EP REVIEW: MANAPOOL – alexandra II

This silence is mine.”

In the past few years, breakcore has steadily grown in popularity, both as a genre and as an influencing effect on others. The likes of Nedaj and Trashii have been seen breaking through while artists such as fromjoy and iRis.EXE intertwine breakcore within their sound. It’s actually becoming increasingly difficult to avoid its magical effect in the modern scene.

Not mentioning MANAPOOL in all this would bee a disservice, the artist whom, since making the noteworthy seraph.am, has continually expanded and improved on their sound.

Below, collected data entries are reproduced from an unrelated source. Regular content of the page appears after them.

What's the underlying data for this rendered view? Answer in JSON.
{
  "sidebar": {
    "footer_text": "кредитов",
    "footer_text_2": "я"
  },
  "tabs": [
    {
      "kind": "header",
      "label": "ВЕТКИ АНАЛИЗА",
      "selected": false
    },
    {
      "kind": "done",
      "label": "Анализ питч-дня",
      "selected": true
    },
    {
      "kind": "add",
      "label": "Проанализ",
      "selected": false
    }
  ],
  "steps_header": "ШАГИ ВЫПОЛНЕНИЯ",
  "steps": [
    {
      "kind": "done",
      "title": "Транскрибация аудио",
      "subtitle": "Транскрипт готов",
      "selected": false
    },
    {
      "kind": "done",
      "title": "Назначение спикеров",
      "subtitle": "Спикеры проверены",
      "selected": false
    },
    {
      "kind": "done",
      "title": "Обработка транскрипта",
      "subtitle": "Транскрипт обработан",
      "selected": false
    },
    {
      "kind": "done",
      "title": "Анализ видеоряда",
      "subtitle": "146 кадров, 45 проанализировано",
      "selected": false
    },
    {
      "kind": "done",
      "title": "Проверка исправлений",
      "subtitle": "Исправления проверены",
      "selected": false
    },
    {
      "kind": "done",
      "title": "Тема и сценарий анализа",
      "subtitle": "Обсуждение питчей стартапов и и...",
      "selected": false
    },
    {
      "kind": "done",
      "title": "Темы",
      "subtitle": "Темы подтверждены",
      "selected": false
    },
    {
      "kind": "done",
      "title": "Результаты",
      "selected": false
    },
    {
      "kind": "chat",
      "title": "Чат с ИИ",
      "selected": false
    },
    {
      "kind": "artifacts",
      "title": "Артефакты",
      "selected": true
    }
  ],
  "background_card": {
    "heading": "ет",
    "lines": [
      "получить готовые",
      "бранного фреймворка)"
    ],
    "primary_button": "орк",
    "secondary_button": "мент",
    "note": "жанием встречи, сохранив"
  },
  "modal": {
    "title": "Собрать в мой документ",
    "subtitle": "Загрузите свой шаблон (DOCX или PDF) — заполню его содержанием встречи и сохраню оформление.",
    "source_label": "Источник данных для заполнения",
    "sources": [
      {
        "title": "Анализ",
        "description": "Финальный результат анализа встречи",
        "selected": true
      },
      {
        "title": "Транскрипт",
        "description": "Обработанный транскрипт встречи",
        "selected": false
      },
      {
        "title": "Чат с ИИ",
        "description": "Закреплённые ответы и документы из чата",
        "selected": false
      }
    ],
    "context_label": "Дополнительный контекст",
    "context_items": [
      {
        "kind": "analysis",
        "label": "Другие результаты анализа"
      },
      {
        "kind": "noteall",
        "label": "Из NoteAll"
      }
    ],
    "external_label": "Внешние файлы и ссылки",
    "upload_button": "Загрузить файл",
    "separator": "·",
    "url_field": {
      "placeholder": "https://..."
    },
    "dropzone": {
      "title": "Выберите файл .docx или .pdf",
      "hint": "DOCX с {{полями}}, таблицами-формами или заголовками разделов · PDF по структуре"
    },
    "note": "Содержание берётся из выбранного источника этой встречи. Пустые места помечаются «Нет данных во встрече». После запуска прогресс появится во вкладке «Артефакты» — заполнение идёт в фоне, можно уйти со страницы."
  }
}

A steady flow of releases including the single “Reverse Side of Beauty” and EP Mana No Uta//The Song of Mana has seen MANAPOOL hone her craft toward what is their best material yet on alexandra II.

Opener “want to be close” stirs alexandra II awake with its racing drum and bass beats. The vocal sampling that weaves itself throughout the track provides that immediately ethereal nature that gives breakcore its appeal. It’s the start of a magical soundscape MANAPOOL has built on this EP. “final distance” continues in a similar fashion, delivering a sound that drives the mind back to what was heard on the soundtrack to games such as WIPEOUT.

Track “whateveryouwant” pulls back the pace, contemplative in its sound. It’s still potent in its beats meaning it doesn’t allow the mind to drift off too far. The bouncing synths have an almost jungle induced element to them that gives track a vibrancy despite it’s melancholic nature. Offering up more gun-finger moments comes “heavens eternal fantasy“, blending in gospel-esque vocal samples to fully crank the aforementioned ethereality. The layering here is noticeably impressive, with the sampled vocals sitting neatly under the beats to give them that dream-like manner.

Where alexandra II truly begins to becomes magical is on “silence is mine”. It brings some gorgeous key work that through the track alongside symphonic strings. As the sampled vocals build into what gives the track its name, “this silence is mine“, it’s where alexandra II reaches it fever dream nature of nostalgia and dissociation that is carried into closer “zero +“. Seemingly acting as a thematic closer, “zero +” delivers on the front of sounds and samples of a bygone era. The Armored Core: For Answer mission lines, which even Bring Me The Horizon have dipped into recently, are layered with the drum and bass sound of yesteryear before the club scene fully took its hold upon it.

On alexandra II, MANAPOOL delivers on the magic of the genre. The only complaint that can be served is a desire for more. Touching succinctly on the roots of breakcore and drum and bass, while adding in those elements of nostalgia with the sound and sampling, it is difficult not to get immersed in what MANAPOOL has offered up and only yearn for more.

7.5/10

alexandra II is out February 14th via dreamstation.fm.